Bill and Caroline Baldwin moved to Silver City from Massachusetts two decades ago. Bill graduated from Harvard College, majoring in linguistics and near eastern languages, and pursued an international business career in Africa, the Middle East, and Europe. Later Bill and Caroline both earned master's degrees in library and information science at Simmons College in Boston. In Silver City they have been active in local nonprofits and musical groups. They have three children and four grandchildren.
Presenter: Bill Baldwin
OCTOBER 14
Location: WNMU Global Resource Center, ABC Room
AMERICAN FOREIGN POLICY — THE PAST FIFTY YEARS
From the giddy heights of post-war dominance, through the tense Cold War, and into the present age of sobering new international dynamics, U.S. foreign policy has had to morph constantly. Realities have changed drastically, as have the important actors and issues on the international stage. In an hour Rick Sherman will try to describe what these changes have wrought for American life — and perhaps speculate on where the "new realities" will take us.

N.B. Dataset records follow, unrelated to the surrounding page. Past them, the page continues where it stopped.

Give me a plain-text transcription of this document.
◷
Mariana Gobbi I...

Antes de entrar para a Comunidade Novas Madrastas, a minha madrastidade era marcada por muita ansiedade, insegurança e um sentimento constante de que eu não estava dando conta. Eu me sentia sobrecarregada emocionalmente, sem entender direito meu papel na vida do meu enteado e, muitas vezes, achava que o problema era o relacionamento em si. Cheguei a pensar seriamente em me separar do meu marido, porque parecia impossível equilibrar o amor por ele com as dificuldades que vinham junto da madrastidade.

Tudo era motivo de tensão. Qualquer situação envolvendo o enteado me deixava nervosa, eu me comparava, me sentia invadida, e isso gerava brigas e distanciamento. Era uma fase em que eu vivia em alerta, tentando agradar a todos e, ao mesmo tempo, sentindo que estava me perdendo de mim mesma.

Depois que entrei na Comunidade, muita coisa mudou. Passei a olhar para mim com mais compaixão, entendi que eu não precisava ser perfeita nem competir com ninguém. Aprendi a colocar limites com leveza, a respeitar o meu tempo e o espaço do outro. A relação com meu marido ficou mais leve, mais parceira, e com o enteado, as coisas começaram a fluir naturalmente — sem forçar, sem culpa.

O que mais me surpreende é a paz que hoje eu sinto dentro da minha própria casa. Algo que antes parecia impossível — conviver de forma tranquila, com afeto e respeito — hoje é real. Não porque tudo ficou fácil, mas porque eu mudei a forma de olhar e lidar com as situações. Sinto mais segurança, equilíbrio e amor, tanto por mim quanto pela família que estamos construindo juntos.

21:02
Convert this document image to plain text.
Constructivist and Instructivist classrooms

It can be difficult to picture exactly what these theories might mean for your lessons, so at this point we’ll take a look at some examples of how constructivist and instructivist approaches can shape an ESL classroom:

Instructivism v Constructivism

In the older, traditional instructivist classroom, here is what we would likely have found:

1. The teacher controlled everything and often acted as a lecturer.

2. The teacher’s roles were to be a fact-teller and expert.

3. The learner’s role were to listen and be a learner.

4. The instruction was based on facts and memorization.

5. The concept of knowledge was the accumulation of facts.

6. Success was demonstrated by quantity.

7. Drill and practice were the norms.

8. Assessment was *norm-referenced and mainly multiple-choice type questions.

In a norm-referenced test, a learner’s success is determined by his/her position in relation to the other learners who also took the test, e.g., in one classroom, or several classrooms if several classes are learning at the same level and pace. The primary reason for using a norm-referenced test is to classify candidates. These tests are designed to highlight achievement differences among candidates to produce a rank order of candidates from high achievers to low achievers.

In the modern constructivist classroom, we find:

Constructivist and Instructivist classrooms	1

Rick Sherman is a retired career diplomat who spent nearly four decades in US State Department assignments in various parts of the world. His career (1966-2003) covered a period of American history in which our foreign policies shifted from the post-World War II predominance through dramatic changes in world power structures: the disastrous Asian land war, the opening of China, violent wars in the Middle East, and the fall of the USSR and international communism. Rick has also worked as editor-in-chief of an American publication on African politics, and as a wine consultant. Rick and Sue Sherman settled in Silver City in 2003, where he has taught several WILL courses on domestic and international politics.